Hi everyone,
I need to schedule my python files(which contains data extraction from sql and some joins) using airflow. I have successfully installed airflow into my linux server and webserver of airflow is available with me. But even after going through documentation I am not clear where exactly I need to write script for scheduling and how will that script be available into airflow webserver so I could see the status
As far as the configuration is concerned I know where the dag folder is located in my home directory and also where example dags are located.
Note: Please dont mark this as duplicate with How to run bash script file in Airflow as I need to run python files lying in some different location.
You should probably use the PythonOperator
to call your function.

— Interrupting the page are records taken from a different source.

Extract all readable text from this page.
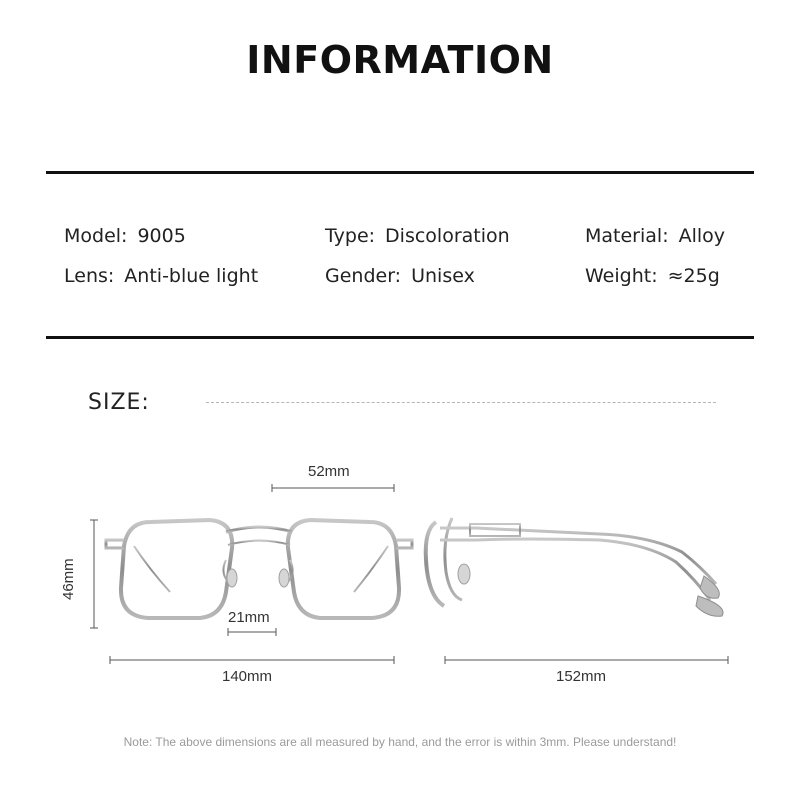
INFORMATION
Model: 9005	Type: Discoloration	Material: Alloy
Lens: Anti-blue light	Gender: Unisex	Weight: ≈25g
SIZE:
52mm
46mm
21mm
140mm	152mm
Note: The above dimensions are all measured by hand, and the error is within 3mm. Please understand!
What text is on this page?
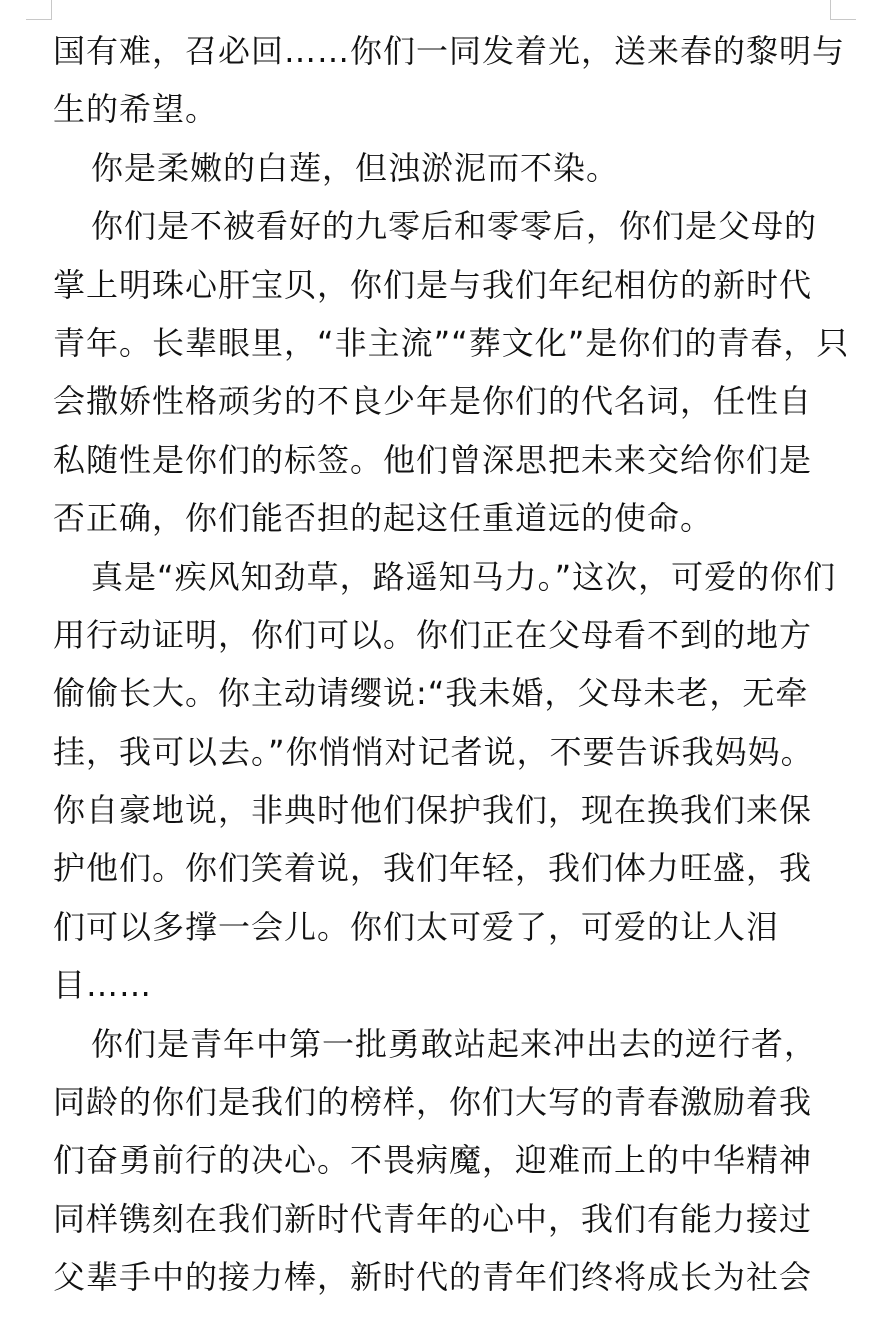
国有难，召必回……你们一同发着光，送来春的黎明与
生的希望。
你是柔嫩的白莲，但浊淤泥而不染。
你们是不被看好的九零后和零零后，你们是父母的
掌上明珠心肝宝贝，你们是与我们年纪相仿的新时代
青年。长辈眼里，“非主流”“葬文化”是你们的青春，只
会撒娇性格顽劣的不良少年是你们的代名词，任性自
私随性是你们的标签。他们曾深思把未来交给你们是
否正确，你们能否担的起这任重道远的使命。
真是“疾风知劲草，路遥知马力。”这次，可爱的你们
用行动证明，你们可以。你们正在父母看不到的地方
偷偷长大。你主动请缨说:“我未婚，父母未老，无牵
挂，我可以去。”你悄悄对记者说，不要告诉我妈妈。
你自豪地说，非典时他们保护我们，现在换我们来保
护他们。你们笑着说，我们年轻，我们体力旺盛，我
们可以多撑一会儿。你们太可爱了，可爱的让人泪
目……
你们是青年中第一批勇敢站起来冲出去的逆行者，
同龄的你们是我们的榜样，你们大写的青春激励着我
们奋勇前行的决心。不畏病魔，迎难而上的中华精神
同样镌刻在我们新时代青年的心中，我们有能力接过
父辈手中的接力棒，新时代的青年们终将成长为社会
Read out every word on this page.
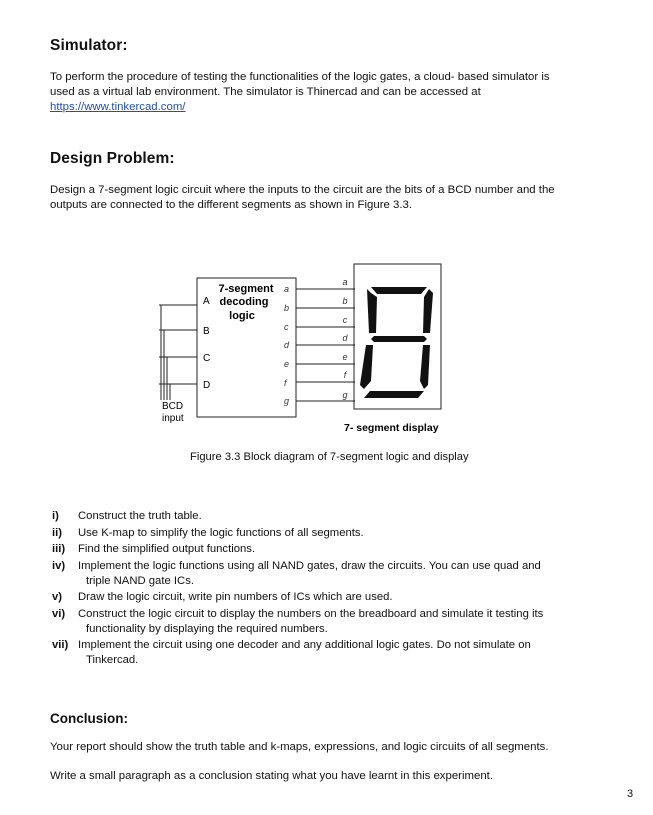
Simulator:
To perform the procedure of testing the functionalities of the logic gates, a cloud- based simulator is
used as a virtual lab environment. The simulator is Thinercad and can be accessed at
https://www.tinkercad.com/
Design Problem:
Design a 7-segment logic circuit where the inputs to the circuit are the bits of a BCD number and the
outputs are connected to the different segments as shown in Figure 3.3.
7-segment
decoding
logic
A
B
C
D
BCD
input
a
b
c
d
e
f
g
a
b
c
d
e
f
g
7- segment display
Figure 3.3 Block diagram of 7-segment logic and display
i)	Construct the truth table.
ii)	Use K-map to simplify the logic functions of all segments.
iii)	Find the simplified output functions.
iv)	Implement the logic functions using all NAND gates, draw the circuits. You can use quad and
triple NAND gate ICs.
v)	Draw the logic circuit, write pin numbers of ICs which are used.
vi)	Construct the logic circuit to display the numbers on the breadboard and simulate it testing its
functionality by displaying the required numbers.
vii) Implement the circuit using one decoder and any additional logic gates. Do not simulate on
Tinkercad.
Conclusion:
Your report should show the truth table and k-maps, expressions, and logic circuits of all segments.
Write a small paragraph as a conclusion stating what you have learnt in this experiment.
3
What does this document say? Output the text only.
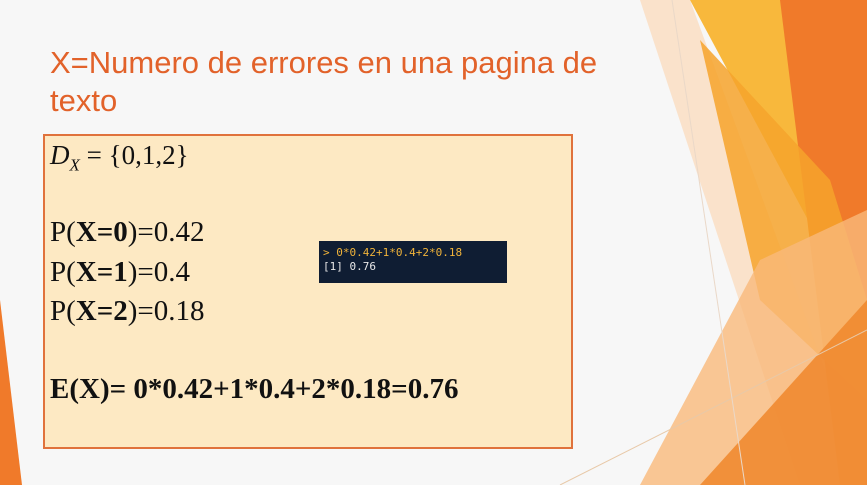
X=Numero de errores en una pagina de texto
$D_X = \{0,1,2\}$
P(X=0)=0.42
P(X=1)=0.4
P(X=2)=0.18
E(X)= 0*0.42+1*0.4+2*0.18=0.76
> 0*0.42+1*0.4+2*0.18
[1] 0.76
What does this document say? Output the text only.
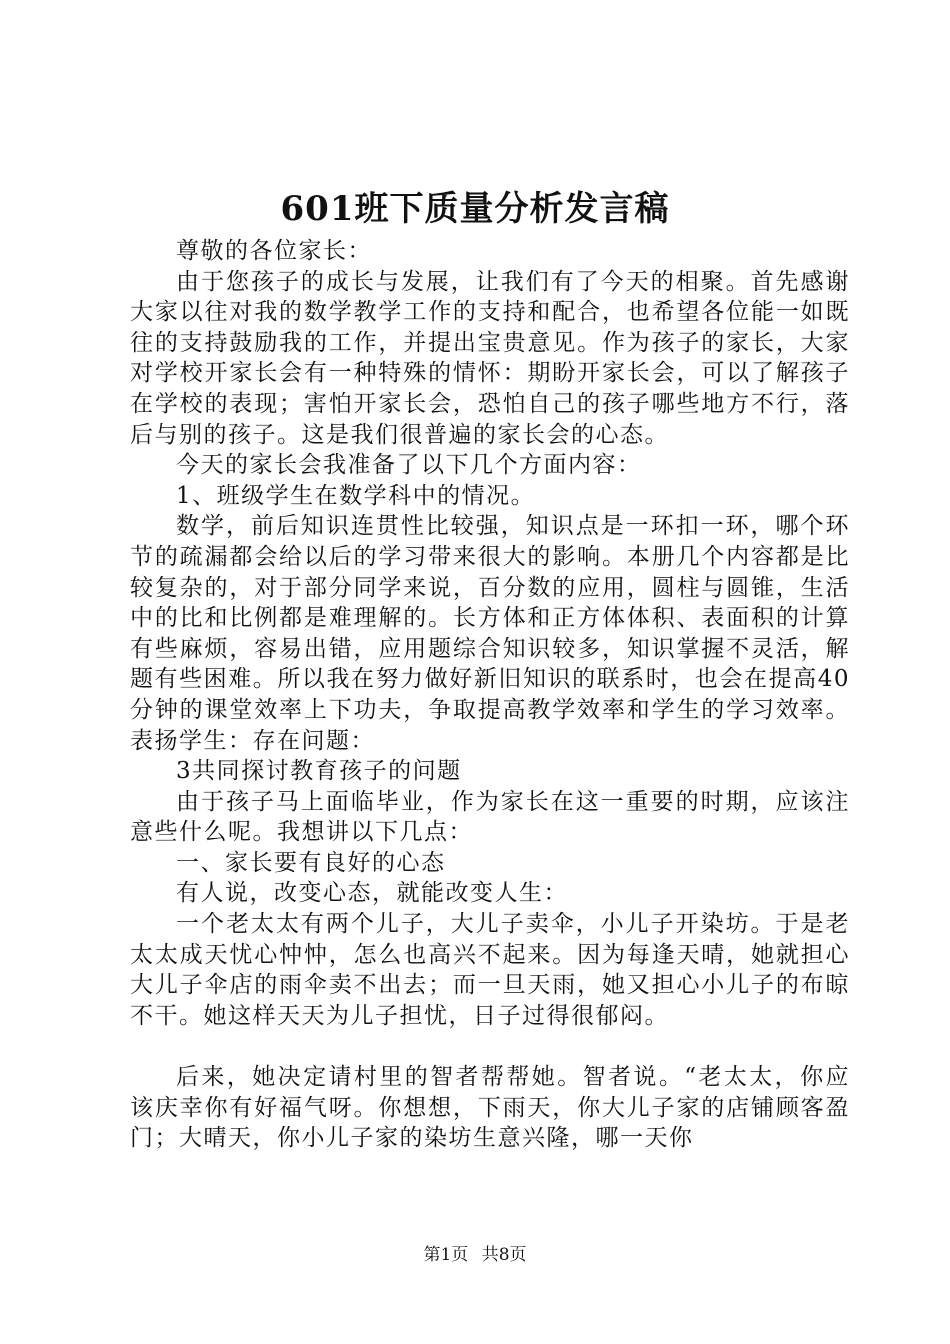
601班下质量分析发言稿

尊敬的各位家长：

由于您孩子的成长与发展，让我们有了今天的相聚。首先感谢大家以往对我的数学教学工作的支持和配合，也希望各位能一如既往的支持鼓励我的工作，并提出宝贵意见。作为孩子的家长，大家对学校开家长会有一种特殊的情怀：期盼开家长会，可以了解孩子在学校的表现；害怕开家长会，恐怕自己的孩子哪些地方不行，落后与别的孩子。这是我们很普遍的家长会的心态。

今天的家长会我准备了以下几个方面内容：

1、班级学生在数学科中的情况。

数学，前后知识连贯性比较强，知识点是一环扣一环，哪个环节的疏漏都会给以后的学习带来很大的影响。本册几个内容都是比较复杂的，对于部分同学来说，百分数的应用，圆柱与圆锥，生活中的比和比例都是难理解的。长方体和正方体体积、表面积的计算有些麻烦，容易出错，应用题综合知识较多，知识掌握不灵活，解题有些困难。所以我在努力做好新旧知识的联系时，也会在提高40分钟的课堂效率上下功夫，争取提高教学效率和学生的学习效率。表扬学生：存在问题：

3共同探讨教育孩子的问题

由于孩子马上面临毕业，作为家长在这一重要的时期，应该注意些什么呢。我想讲以下几点：

一、家长要有良好的心态

有人说，改变心态，就能改变人生：

一个老太太有两个儿子，大儿子卖伞，小儿子开染坊。于是老太太成天忧心忡忡，怎么也高兴不起来。因为每逢天晴，她就担心大儿子伞店的雨伞卖不出去；而一旦天雨，她又担心小儿子的布晾不干。她这样天天为儿子担忧，日子过得很郁闷。

后来，她决定请村里的智者帮帮她。智者说。“老太太，你应该庆幸你有好福气呀。你想想，下雨天，你大儿子家的店铺顾客盈门；大晴天，你小儿子家的染坊生意兴隆，哪一天你

第1页 共8页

If you want to define the function somewhere else, you can simply import it from a module as long as it's accessible in your PYTHONPATH
.
from airflow import DAG
from airflow.operators.python_operator import PythonOperator
from my_script import my_python_function
dag = DAG('tutorial', default_args=default_args)
PythonOperator(dag=dag,
task_id='my_task_powered_by_python',
provide_context=False,
python_callable=my_python_function,
op_args=['arguments_passed_to_callable'],
op_kwargs={'keyword_argument':'which will be passed to function'})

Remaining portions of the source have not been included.